Page 121 of Gather the Storm

Diana looked at me, and I wished I could say she looked sympathetic, but the truth was, she wore no expression at all. She may as well have been at a school board meeting.

“Do you understand that you may still opt out of working with Grayson Cantwell?” she asked. “That Piers Cantwell is more than willing to reassign his son Grayson to another project in the interest of making you comfortable?”

It was the last name that gave it away: the meeting was being recorded.

I couldn’t see the recorder, but I was one hundred percent sure it was there somewhere. No wonder everything felt so formal and forced. Piers was covering the company’s ass, which was not to say I didn’t think he also wanted to be supportive. Of everyone in the room, he was the one who’d treated me with the most sympathy and respect. Diana was clearly just doing her job.

“I understand,” I said.

“And you don’t wish to exercise that option?” Diana asked.

I hesitated. This was my last chance to say I didn’t want to work with Gray.

But it felt impossible to change my mind now, even though Diana was saying I could.

“No,” I said. “I’m sure Gray and I can work together.”

“Excellent,” Piers said with a smile. “And I hope it goes without saying that my door is open, Diana’s door is open…” Diana nodded when he looked at her. “You can come to us at any time with issues or concerns.”

“Thank you,” I said.

We stood and Piers tipped his head at Gray, like a parent urging a child to say thank you for a cookie.

Gray held out his hand. I looked at it for a beat before I managed to extend my own. The last thing I wanted to do was touch Gray Cantwell, but we shook anyway, because I guess in corporate America it was good form to shake hands with your almost rapist when he apologized.

He squeezed my hand. Hard.

“I look forward to working with you again.” His gaze met mine, his eyes cold. “Daisy.”

I pulled away as fast as I could without it seeming weird, then hurried to make my exit. I couldn’t get away from Gray fast enough, not just because the whole thing was awkward and uncomfortable, but because I’d seen the hate that shone like a dark promise in his eyes.
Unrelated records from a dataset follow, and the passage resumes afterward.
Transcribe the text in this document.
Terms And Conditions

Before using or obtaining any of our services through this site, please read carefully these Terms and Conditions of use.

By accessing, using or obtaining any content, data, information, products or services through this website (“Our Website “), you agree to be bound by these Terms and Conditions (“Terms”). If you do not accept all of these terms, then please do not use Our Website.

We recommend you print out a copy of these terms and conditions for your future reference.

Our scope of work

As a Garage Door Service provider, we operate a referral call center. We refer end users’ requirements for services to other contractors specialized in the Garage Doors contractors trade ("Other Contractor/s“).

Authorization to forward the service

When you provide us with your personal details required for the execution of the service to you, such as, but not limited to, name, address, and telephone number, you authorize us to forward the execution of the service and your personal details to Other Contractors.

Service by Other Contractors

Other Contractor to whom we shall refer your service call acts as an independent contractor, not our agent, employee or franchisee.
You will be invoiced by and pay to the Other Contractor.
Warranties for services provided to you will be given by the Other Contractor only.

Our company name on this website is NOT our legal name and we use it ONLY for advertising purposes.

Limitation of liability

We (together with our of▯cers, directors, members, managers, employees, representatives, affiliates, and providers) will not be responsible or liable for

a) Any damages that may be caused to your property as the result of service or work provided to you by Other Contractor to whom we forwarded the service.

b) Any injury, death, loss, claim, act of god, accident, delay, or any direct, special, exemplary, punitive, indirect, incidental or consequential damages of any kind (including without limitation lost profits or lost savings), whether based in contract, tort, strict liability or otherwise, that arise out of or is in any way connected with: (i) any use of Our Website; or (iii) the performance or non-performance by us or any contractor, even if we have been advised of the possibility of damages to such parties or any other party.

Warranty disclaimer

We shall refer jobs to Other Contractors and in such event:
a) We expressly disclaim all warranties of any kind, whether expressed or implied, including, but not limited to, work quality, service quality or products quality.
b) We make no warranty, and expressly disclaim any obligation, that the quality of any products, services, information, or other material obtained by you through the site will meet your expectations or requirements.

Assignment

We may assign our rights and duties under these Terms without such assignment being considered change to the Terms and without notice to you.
And I knew then that this wasn’t really over.

Chapter 66

Daisy

Iwas still feeling weird about the whole thing at lunch. I’d avoided Gray as much as I could, but his voice echoed through the halls of the office, his laughter as he joked with Natalie and Kyle seeming to mock everything that had happened between us.

He’d almost raped me and he wasn’t sorry and now he was back at the office.

And I was the one who’d allowed it to happen. No wonder he was laughing.

He’d been forced to attend anti-harassment training, but it had been a small price to pay for the privilege of shoving his immunity in my face every day at work.

I’d planned to leave at lunch — to take a walk or a drive or anything at all to get out of the office and clear my head — but Diana had ordered food again and it seemed rude to leave.

I grabbed one of the sandwiches and a bag of a chips instead, then took them to my office under the guise of working through lunch.

When I got to my desk, I took out Blake’s cell phone and played around with a few more password possibilities, but nothing worked, and eventually, I stuffed it into my bag with a frustrated sigh.

Aloha could probably open it — Jace and Wolf were meeting with him today to see what he’d found on the security cameras near Old Mountain Road the day the broken vase had been delivered — but he was part of the Blades. I didn’t want him to know I was trying to crack Blake’s phone, didn’t want it to get back to the Beasts.

“No more secrets, sunshine,” Wolf had said after the consequences of my snooping in his room.

The tone of his voice had been mild, but there had been something in his eyes, something that said it would be foolish to push him too far, that even he had limits.

But maybe I could find someone else, some other hacker who could get into Blake’s phone. I put the idea on the back burner while I finished my lunch and went back to work.